NUMERICAL COMPUTING TO SOLVE THE NONLINEAR CORNEAL SYSTEM OF EYE SURGERY USING THE CAPABILITY OF MORLET WAVELET ARTIFICIAL NEURAL NETWORKS

In this study, a novel heuristic computing technique is presented to solve bioinformatics problem for the corneal shape model of eye surgery using Morlet wavelet artificial neural network optimized by the global search schemes, i.e. genetic algorithm (GA), local search technique, i.e. sequential quadratic programming (SQP) and the hybrid of GA-SQP. To measure the performance of the design network configuration, different cases based on nonlinear second-order differential equations governing the corneal model have been solved effectively. The numerical procedure of Adams method is implemented for the comparison purpose of the presented outcomes of the stochastic solver, which shows the wort Ii of the present scheme based on accuracy and convergence with negligible values of absolute error in the range 10(-7) to 10(-8). Furthermore, statistical measures are presented based on mean absolute error, root mean square error and coefficient of Theil's inequality which additionally endorsed consistently accurate performance of integrated intelligent computing framework for solving the corneal shape model.

Automated summary

A novel heuristic computing technique is proposed in this study to solve bioinformatics problem for the corneal shape model of eye surgery using Morlet wavelet artificial neural network optimized by the combination of global search schemes, i.e. genetic algorithm (GA), local search technique, i.e. sequential quadratic programming (SQP) and the hybrid of GA-SQP. The performance of the design network configuration is evaluated by effectively solving different cases based on the nonlinear second-order differential equations governing the corneal model.

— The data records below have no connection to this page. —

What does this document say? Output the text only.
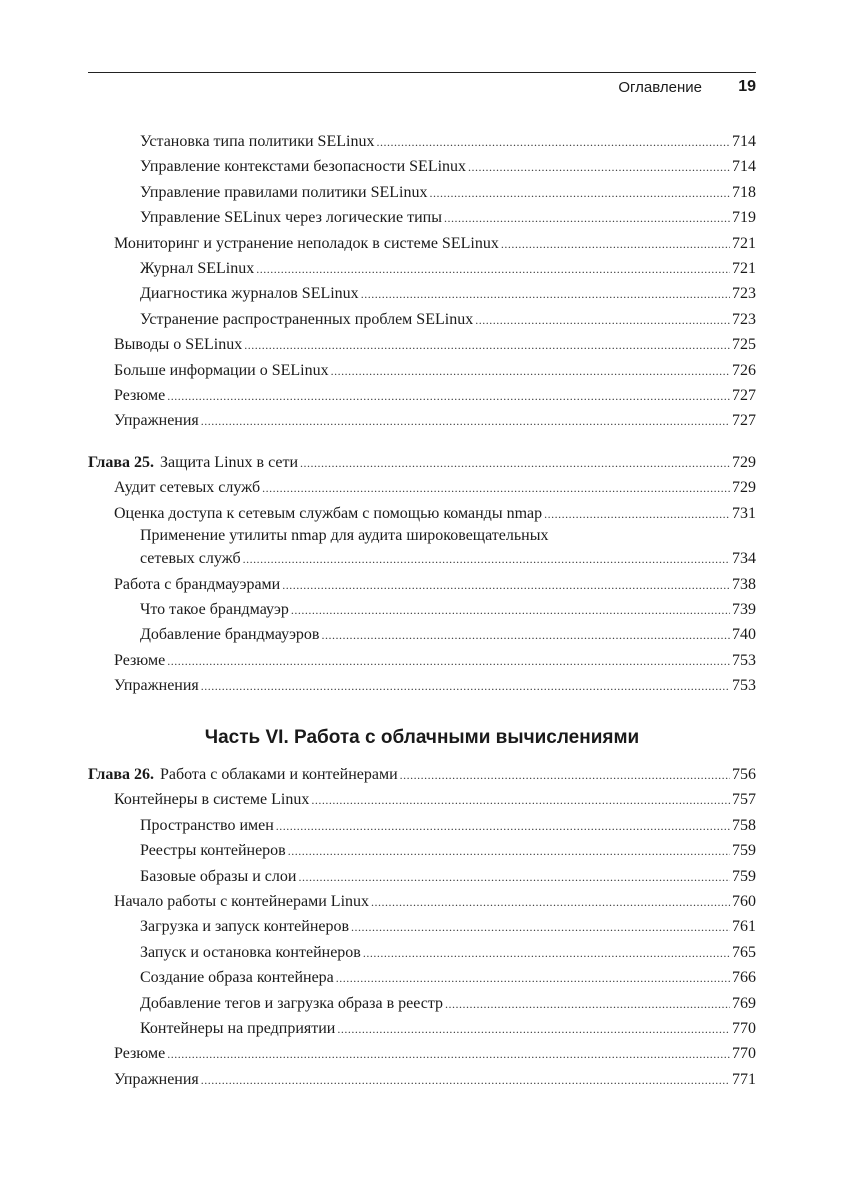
Оглавление 19
Установка типа политики SELinux .....	714
Управление контекстами безопасности SELinux .....	714
Управление правилами политики SELinux .....	718
Управление SELinux через логические типы .....	719
Мониторинг и устранение неполадок в системе SELinux .....	721
Журнал SELinux .....	721
Диагностика журналов SELinux .....	723
Устранение распространенных проблем SELinux .....	723
Выводы о SELinux .....	725
Больше информации о SELinux .....	726
Резюме .....	727
Упражнения .....	727
Глава 25. Защита Linux в сети .....	729
Аудит сетевых служб .....	729
Оценка доступа к сетевым службам с помощью команды nmap .....	731
Применение утилиты nmap для аудита широковещательных
сетевых служб .....	734
Работа с брандмауэрами .....	738
Что такое брандмауэр .....	739
Добавление брандмауэров .....	740
Резюме .....	753
Упражнения .....	753
Часть VI. Работа с облачными вычислениями
Глава 26. Работа с облаками и контейнерами .....	756
Контейнеры в системе Linux .....	757
Пространство имен .....	758
Реестры контейнеров .....	759
Базовые образы и слои .....	759
Начало работы с контейнерами Linux .....	760
Загрузка и запуск контейнеров .....	761
Запуск и остановка контейнеров .....	765
Создание образа контейнера .....	766
Добавление тегов и загрузка образа в реестр .....	769
Контейнеры на предприятии .....	770
Резюме .....	770
Упражнения .....	771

The presented outcomes of the stochastic solver are compared with the numerical procedure of Adams method, showing the worst value of the present scheme based on accuracy and convergence with negligible values of absolute error. Furthermore, statistical measures based on mean absolute error, root mean square error and coefficient of Theil's inequality consistently endorse the accurate performance of the integrated intelligent computing framework for solving the corneal shape model.